Monetary Policy Watch:
Steadfast Amidst Rate Hike Speculation
On June 18th, the Reserve Bank of Australia (RBA) held fast to its cash rate at 4.35% for the fifth consecutive meeting, echoing a stance of vigilance in stating that rate hikes remain a distinct future possibility. Despite this, the Australian dollar barely flinched against the US dollar and sensitive three-year government bonds echoed this stoic response while the stock market tread an upward path.

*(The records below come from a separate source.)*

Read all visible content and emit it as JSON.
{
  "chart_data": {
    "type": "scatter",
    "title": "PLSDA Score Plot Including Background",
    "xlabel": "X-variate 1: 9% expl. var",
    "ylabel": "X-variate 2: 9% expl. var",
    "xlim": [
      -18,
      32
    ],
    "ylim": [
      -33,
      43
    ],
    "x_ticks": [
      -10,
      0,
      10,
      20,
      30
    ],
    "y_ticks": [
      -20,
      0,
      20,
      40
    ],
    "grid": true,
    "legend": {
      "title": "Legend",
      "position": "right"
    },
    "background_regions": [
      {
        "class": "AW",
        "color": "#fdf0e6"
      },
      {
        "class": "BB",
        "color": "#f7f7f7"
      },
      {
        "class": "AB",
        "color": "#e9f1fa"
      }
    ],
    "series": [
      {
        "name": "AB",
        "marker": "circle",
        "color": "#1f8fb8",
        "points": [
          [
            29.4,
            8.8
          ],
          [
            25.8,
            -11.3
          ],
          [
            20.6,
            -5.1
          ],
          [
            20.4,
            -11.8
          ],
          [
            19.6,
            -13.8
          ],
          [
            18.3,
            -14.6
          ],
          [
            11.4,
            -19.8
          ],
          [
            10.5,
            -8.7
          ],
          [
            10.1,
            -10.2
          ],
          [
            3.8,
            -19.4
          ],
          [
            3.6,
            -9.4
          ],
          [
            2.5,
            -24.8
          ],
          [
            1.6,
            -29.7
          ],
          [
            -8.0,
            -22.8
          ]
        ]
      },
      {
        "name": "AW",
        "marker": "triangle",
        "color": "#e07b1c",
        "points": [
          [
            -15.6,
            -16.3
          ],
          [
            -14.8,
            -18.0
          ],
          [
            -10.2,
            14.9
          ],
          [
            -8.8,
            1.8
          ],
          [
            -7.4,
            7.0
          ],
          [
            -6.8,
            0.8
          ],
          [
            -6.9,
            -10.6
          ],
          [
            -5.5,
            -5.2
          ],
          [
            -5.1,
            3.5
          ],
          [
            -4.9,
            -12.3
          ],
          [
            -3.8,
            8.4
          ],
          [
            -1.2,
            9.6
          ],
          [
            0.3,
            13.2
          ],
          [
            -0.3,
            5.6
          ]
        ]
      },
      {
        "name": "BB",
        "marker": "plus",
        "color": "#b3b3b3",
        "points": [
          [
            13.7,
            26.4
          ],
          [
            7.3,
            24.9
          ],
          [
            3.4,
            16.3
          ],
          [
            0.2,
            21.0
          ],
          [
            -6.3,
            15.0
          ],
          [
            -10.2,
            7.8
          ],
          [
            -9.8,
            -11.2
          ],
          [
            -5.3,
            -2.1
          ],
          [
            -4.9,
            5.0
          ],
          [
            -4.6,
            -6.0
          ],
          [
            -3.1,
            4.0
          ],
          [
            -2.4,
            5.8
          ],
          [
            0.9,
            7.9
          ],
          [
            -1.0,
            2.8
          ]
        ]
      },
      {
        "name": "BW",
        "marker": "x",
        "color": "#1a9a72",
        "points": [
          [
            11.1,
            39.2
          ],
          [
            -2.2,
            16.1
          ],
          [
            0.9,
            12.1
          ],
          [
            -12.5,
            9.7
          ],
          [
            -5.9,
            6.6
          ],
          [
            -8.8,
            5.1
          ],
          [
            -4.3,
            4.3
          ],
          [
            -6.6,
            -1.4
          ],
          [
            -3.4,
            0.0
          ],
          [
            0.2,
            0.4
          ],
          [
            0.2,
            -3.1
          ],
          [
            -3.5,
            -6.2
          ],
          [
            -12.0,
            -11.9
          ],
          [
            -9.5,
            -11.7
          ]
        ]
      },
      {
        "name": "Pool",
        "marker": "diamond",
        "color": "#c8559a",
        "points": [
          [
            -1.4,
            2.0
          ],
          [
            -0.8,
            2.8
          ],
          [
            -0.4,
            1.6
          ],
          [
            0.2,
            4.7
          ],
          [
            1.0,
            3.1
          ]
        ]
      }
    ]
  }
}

Inflation and Economic Growth:
A Dual Mandate of Control and Maintenance
The RBA’s commitment remains twofold: to curb the rise in consumer prices and to preserve the remarkable job growth seen post-pandemic. The rate-setting Committee has acknowledged the mix of recent economic data and emphasized the importance of vigilance toward inflationary risks. The Board anticipates navigational adjustments based on forthcoming data and evolving risk assessments.
Market Movements:
Calm Waters in the Currency and Bond Markets
Following the announcement, the AUD held its ground at 0.6605 USD, and yields on policy-sensitive three-year bonds remained unchanged, signaling market confidence in the RBA’s cautious stance amidst global economic headwinds.
The Global Context:
Insights Before the Meeting
Ahead of Australia’s monetary policy meeting, the Federal Reserve made an anticipated stance last week when Chairman Jerome Powell intimated reluctance to relax monetary policy, even following tepid inflation reports.
Economic Outlook:
Projected Modest Growth Amidst Challenges
Fitch Ratings has put forth a modest growth projection for Australia’s economy at 1.2% for the year, citing restrictive monetary policy and sticky inflation as persistent dampers on domestic demand. They also underlined that the conspicuous downward revision of the household saving rate in recent GDP data anticipates less consumer spending from savings than previously expected. Inflation has been a thorny issue with the quarter’s headline inflation rate reaching 3.6%, surpassing the forecast set by the RBA and likely maintaining its prominence as a key issue. Fitch anticipates a modest rate cut by the RBA in November, with an easing policy likely to take a more defined shape by 2025.